Iggy Azalea Speaks On Her Role In Hip Hop In GQ Magazine.Iggy Azalea sat for an interview with GQ just ahead of her big night at the Grammys, and seemed to be really feeling herself. The rapper told the mag that Hip Hop, a genre which Q-tip tried to explain to her was created for and by urban youth, didn’t represent people like her very much — tall, white, blonde, model-built Australian women — so her voice is necessary.
People say some harsh things about you. What helps you bear up under that?
Uh, awards season helps. Anytime where people get to choose who they want to have a voice and they choose me, I just think that makes it worth it. And that gives me the patience to just bite my tongue. When people choose me as the person they think should be speaking for them, I think, Well, I don’t really care what someone in the industry or another artist has to say about it. Your opinion is biased anyway, because you want people to listen to your voice. So having actual people who choose me, it makes me think, I have a place, and I don’t care what other people have to say about it. I was a fan of rap music growing up, and I didn’t feel like there were enough characters that represented me and my situation. So I think it’s needed.
Um…when exactly does Iggy bite her tongue on this topic?? But wait, there’s more. The Aussie starlet also says she’s brought about a change in what’s accepted as “real Hip Hop:”
Fast-forward to the end of your career. What do you want your legacy to be?
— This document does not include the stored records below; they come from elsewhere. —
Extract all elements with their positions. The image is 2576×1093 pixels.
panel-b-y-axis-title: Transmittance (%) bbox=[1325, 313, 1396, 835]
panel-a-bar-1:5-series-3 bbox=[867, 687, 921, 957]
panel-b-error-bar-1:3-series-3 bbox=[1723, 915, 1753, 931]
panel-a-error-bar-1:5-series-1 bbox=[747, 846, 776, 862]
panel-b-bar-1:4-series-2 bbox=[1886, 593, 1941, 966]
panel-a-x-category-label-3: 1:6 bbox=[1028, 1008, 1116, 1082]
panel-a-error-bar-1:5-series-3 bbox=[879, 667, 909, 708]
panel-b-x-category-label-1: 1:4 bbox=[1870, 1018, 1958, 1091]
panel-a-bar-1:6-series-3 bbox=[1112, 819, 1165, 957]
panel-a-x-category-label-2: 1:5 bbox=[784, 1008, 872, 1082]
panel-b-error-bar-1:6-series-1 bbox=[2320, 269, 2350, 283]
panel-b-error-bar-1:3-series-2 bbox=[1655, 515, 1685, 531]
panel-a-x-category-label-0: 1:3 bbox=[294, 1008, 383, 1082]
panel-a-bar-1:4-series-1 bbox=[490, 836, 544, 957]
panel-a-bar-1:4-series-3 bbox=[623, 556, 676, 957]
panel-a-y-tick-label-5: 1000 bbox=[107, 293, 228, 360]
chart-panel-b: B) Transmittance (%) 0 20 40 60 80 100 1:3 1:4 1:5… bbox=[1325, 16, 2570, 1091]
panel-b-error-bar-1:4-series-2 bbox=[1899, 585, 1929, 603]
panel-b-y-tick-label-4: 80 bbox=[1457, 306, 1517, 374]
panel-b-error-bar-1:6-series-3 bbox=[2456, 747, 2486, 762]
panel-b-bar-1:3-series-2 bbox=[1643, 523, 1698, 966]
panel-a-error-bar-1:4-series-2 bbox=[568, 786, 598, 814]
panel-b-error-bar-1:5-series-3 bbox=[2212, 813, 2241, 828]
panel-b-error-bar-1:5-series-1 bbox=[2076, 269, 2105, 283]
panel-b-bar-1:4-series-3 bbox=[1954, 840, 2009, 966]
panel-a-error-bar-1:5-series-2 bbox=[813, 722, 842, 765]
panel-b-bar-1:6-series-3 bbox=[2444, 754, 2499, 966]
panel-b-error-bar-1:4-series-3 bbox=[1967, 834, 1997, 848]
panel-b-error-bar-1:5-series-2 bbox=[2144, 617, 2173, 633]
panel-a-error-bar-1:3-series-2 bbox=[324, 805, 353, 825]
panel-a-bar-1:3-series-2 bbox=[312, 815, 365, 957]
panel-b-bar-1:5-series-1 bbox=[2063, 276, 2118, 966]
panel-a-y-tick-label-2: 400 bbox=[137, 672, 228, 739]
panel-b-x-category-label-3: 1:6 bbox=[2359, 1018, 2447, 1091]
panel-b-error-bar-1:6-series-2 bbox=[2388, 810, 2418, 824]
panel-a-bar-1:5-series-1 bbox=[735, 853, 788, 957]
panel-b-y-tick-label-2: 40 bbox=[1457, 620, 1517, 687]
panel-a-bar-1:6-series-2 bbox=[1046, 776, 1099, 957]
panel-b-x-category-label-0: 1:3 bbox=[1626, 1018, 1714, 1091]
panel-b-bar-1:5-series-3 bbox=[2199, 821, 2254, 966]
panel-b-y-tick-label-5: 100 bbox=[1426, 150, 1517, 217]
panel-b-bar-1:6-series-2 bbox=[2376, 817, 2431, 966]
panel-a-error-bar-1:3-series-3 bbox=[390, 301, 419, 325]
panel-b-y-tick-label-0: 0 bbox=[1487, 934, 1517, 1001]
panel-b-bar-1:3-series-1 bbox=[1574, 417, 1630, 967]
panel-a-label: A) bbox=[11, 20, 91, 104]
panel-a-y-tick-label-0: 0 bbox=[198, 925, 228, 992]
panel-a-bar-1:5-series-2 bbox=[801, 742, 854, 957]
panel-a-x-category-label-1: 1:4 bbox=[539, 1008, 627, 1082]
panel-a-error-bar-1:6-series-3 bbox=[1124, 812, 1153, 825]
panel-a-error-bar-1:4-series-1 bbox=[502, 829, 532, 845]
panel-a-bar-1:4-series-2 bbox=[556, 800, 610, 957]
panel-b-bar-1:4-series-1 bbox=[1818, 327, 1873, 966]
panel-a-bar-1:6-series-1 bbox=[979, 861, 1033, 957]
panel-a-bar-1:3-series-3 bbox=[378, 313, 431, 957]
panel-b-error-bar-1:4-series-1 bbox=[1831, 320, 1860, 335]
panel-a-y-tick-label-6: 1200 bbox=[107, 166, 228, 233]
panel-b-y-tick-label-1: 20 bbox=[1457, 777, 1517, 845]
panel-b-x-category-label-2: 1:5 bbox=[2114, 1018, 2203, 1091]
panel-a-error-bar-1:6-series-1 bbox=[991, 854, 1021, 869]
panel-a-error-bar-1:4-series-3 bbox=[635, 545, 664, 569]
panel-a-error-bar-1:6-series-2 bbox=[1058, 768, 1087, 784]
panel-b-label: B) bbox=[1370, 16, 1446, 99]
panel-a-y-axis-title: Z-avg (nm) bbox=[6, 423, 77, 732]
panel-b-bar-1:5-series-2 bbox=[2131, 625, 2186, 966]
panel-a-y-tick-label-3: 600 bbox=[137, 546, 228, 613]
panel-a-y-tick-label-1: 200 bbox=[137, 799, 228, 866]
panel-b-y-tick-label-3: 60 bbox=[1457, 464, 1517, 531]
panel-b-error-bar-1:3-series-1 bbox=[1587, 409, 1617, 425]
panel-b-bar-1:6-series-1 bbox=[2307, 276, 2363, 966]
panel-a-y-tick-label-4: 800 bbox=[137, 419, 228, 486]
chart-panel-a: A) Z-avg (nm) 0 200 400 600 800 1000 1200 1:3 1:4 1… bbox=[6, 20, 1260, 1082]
You never know how long you’ll be in people’s good graces, especially in this business. So I hope it’s long—but I could be here for three or four years and then be out, like most artists. So it depends. I might be here for a long time. At the very worst, if I have a short-lived career, at least I could say I sparked a change—that I inspired some leniency in what people accept in hip-hop. And if I have a very long career and can be gyrating in a leotard at 35, that would be great.